La nuova stagione di interrelazione e di dialogo con la famiglia

La crescente sensibilità – si legge in un documento del Dipartimento per lo sviluppo nel territorio direzione generale per lo status dello studente, le politiche giovanili e le attività motorie – verso il ruolo dei genitori all’interno della scuola, avvalorata dai documenti europei che pure fanno appello a questa esigenza, ha avuto in questi ultimi anni un riconoscimento giuridico e sociale. Ci troviamo di fronte ad una nuova stagione di interrelazione e di dialogo con la famiglia.

La fattiva collaborazione tra famiglia e scuola

L’impegno della scuola a formare giovani ricchi di conoscenze, liberi e responsabili ha indubbiamente maggiore validità e concretezza se supportato da una fattiva collaborazione con i genitori e d’altra parte, la priorità della famiglia nella scelta educativa per i propri figli.

La necessità di aiutare i giovani a costruire personalità forti e libere dunque, pone la scuola nella urgenza di rafforzare il patto di collaborazione con le famiglie. Sappiamo inoltre, che realizzando un partenariato scuola – famiglia abbiamo maggiori possibilità di contrastare l’abbandono, la dispersione, l’apatia ed il disinteresse per la scuola. La promozione e il sostegno della collaborazione scuola – genitori sono necessari dunque, anche per la prevenzione del disagio giovanile.

I canali di comunicazione interpersonali

La scuola, ancor più in questo momento storico, deve rafforzare i canali di comunicazione interpersonali e, con la famiglia, deve saper ascoltare i giovani, saperli guidare e motivare promuovendo una cultura capace di proporre valori positivi.

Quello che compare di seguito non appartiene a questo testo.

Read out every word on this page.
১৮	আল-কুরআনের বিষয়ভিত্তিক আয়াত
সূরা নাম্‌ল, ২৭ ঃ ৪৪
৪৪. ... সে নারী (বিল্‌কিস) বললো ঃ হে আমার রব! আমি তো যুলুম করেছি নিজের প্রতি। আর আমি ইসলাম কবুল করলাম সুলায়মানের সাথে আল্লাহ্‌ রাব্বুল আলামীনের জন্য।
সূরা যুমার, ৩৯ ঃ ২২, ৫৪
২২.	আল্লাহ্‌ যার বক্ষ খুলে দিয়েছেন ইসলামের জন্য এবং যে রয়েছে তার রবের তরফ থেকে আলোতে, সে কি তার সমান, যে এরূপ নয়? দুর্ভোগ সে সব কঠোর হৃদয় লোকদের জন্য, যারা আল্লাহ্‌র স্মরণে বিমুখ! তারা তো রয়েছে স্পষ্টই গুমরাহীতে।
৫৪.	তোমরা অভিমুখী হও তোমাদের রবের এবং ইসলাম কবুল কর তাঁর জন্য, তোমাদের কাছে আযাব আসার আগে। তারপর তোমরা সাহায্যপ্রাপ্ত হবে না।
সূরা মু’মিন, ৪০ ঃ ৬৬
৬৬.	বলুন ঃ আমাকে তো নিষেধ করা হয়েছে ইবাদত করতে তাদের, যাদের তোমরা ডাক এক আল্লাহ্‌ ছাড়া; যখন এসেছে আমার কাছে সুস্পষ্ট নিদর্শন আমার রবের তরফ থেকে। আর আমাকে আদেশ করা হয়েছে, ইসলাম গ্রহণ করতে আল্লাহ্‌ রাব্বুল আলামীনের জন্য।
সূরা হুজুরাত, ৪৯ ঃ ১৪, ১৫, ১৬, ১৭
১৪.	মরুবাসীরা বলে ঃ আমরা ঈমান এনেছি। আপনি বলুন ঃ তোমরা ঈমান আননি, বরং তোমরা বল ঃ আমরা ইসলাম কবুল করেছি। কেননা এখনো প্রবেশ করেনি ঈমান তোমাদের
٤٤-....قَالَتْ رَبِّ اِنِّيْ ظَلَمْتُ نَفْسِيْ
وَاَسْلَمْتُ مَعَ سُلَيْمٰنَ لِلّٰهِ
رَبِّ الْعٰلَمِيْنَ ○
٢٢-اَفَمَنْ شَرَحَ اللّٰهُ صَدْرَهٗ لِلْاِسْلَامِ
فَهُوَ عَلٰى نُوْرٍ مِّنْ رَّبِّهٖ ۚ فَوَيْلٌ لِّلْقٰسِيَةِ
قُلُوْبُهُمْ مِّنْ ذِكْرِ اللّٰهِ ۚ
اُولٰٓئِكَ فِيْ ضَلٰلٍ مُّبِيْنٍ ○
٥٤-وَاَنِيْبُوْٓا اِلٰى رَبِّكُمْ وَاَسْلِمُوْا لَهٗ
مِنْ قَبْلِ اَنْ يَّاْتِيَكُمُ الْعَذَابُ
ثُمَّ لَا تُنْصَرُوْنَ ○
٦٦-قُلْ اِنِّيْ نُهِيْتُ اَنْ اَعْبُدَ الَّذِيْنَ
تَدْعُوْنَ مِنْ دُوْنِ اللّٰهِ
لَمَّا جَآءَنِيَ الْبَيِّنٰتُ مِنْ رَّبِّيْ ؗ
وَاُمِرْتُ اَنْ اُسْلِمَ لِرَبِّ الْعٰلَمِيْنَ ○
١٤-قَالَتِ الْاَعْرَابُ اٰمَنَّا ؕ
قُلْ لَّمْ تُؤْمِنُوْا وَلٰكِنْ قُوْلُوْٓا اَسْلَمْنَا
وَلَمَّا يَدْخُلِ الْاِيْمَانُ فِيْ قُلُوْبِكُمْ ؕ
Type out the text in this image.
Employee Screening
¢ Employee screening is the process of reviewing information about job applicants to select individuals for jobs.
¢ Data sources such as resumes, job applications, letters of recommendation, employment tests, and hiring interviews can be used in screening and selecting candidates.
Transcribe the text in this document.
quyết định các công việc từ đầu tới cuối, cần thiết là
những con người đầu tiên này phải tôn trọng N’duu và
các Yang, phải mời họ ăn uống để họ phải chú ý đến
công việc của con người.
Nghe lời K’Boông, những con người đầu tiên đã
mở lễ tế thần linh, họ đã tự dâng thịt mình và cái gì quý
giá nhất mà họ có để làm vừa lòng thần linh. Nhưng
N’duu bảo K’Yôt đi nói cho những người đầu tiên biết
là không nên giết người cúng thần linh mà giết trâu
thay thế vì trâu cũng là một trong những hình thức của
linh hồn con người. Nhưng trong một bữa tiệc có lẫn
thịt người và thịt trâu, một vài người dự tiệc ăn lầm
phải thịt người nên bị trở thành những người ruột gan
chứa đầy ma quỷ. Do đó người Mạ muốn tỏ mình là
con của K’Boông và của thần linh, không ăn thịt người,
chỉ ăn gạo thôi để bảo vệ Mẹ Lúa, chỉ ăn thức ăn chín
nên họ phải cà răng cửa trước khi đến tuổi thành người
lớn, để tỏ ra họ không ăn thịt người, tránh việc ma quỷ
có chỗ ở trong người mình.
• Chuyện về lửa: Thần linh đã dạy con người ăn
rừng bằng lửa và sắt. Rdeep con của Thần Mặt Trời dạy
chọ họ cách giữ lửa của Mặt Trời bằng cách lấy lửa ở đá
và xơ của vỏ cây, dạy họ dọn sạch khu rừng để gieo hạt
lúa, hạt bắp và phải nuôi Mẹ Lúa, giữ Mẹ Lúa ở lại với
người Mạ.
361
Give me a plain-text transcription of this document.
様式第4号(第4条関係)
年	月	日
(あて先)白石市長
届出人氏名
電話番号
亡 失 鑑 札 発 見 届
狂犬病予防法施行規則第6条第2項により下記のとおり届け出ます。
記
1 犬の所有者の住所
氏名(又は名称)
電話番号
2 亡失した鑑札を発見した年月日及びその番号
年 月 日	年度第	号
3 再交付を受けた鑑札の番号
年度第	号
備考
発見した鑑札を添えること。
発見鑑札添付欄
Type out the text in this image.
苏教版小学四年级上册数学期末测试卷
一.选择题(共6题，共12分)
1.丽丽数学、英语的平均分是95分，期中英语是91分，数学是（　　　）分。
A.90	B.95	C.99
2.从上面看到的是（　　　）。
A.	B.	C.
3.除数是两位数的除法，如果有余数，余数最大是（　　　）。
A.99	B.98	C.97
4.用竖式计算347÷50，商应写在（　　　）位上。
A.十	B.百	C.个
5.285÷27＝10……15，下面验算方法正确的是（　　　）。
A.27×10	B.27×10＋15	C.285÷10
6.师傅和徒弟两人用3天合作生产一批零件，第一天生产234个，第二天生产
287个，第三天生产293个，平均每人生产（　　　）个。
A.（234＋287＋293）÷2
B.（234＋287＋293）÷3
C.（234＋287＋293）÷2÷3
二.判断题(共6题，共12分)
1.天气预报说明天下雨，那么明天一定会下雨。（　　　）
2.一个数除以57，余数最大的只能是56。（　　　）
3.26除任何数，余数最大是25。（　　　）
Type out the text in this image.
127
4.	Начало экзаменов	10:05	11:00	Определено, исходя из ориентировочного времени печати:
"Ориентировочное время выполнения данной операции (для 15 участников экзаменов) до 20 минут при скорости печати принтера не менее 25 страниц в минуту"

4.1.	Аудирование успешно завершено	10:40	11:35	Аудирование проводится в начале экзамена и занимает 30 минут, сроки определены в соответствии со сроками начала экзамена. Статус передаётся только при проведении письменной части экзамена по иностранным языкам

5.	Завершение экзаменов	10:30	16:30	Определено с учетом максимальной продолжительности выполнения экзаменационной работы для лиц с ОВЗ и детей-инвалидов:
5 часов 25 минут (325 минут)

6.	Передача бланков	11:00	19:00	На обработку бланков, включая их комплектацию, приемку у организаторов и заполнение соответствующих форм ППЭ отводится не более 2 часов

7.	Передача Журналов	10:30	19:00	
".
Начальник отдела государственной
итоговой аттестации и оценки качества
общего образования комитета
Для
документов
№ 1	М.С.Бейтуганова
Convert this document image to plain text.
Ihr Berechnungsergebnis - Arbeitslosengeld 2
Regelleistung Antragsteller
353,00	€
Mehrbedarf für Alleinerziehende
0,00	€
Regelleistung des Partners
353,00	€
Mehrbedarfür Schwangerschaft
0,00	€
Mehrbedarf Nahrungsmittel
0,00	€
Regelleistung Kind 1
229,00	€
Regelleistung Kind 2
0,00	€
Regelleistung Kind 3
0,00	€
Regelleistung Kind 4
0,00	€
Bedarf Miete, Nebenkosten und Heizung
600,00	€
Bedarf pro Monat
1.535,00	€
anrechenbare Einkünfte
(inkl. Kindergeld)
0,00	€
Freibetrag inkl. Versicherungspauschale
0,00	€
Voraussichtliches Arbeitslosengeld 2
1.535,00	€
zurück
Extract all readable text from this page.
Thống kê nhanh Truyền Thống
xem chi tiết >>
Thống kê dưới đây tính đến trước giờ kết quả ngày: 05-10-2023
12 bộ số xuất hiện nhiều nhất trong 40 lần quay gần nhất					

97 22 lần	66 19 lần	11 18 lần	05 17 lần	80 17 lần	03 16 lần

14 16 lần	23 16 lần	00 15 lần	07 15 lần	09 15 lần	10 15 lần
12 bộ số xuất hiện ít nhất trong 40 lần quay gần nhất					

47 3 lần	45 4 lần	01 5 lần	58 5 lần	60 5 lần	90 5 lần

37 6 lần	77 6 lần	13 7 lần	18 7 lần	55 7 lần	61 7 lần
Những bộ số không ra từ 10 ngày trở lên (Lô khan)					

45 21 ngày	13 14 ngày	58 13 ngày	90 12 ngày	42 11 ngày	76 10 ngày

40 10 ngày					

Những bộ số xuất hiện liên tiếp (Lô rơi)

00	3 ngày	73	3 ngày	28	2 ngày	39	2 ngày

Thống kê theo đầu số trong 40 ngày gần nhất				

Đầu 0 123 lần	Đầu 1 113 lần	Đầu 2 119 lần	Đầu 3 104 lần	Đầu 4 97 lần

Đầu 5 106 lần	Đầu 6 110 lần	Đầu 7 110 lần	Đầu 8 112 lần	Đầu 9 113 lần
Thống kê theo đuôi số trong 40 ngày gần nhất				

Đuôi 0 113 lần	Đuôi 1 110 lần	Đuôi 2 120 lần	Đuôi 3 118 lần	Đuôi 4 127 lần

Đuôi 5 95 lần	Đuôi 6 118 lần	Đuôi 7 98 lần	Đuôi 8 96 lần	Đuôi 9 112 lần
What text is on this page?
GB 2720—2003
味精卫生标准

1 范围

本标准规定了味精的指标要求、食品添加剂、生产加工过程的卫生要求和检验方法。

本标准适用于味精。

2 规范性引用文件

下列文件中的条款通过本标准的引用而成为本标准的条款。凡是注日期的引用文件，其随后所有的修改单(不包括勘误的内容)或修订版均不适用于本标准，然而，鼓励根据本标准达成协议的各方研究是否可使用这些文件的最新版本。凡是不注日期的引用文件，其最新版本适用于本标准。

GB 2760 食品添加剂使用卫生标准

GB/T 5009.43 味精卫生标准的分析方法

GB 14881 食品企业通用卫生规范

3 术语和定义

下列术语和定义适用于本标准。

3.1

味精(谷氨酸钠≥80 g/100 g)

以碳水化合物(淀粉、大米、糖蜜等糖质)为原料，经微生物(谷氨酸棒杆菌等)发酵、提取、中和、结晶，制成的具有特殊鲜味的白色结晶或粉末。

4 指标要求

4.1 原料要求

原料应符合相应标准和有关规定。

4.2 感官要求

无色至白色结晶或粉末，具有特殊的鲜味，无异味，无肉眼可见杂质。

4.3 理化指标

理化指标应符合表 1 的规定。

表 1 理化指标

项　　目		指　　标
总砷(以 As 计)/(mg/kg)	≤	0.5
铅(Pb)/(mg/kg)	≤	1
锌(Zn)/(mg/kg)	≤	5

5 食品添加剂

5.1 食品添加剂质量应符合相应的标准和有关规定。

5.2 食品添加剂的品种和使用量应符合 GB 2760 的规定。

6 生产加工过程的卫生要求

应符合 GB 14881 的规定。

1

Tenuto conto inoltre, che una delle emergenze della società attuale è fornire ai ragazzi una guida nella interpretazione e comprensione dei messaggi dei media, la costruzione di una sinergia scuola- famiglia diventa imprescindibile. Le scuole che condivideranno una serie di valori con le famiglie avranno maggiori chances di riuscita nella propria mission.

Il punto di vista di una mamma

Valentina Piccilli, docente in attesa di concorso, è mamma di tre figli. Da un quinquennio è rappresentante di classe e, da due, componente del consiglio di istituto nella scuola frequentata da due dei tre figli.

Sono già trascorsi due mesi dall’avvio della Didattica a Distanza. Ci racconta le prime preoccupazioni, sue e dei genitori della classe che frequenta suo figlio, quando ha cominciato a palesarsi quello che, per molti è stato (per alcuni lo è tuttora) lo spettro della DaD?

«Temevamo di non farcela, di non essere adeguatamente preparati alla digitalizzazione».

Qual è stata la prima vera battaglia che ha dovuto combattere?

«Ho dovuto combattere la paura del nuovo. C’è sempre tanta diffidenza per tutte le novità. Ma questo non accade solo per la scuola e la didattica a distanza».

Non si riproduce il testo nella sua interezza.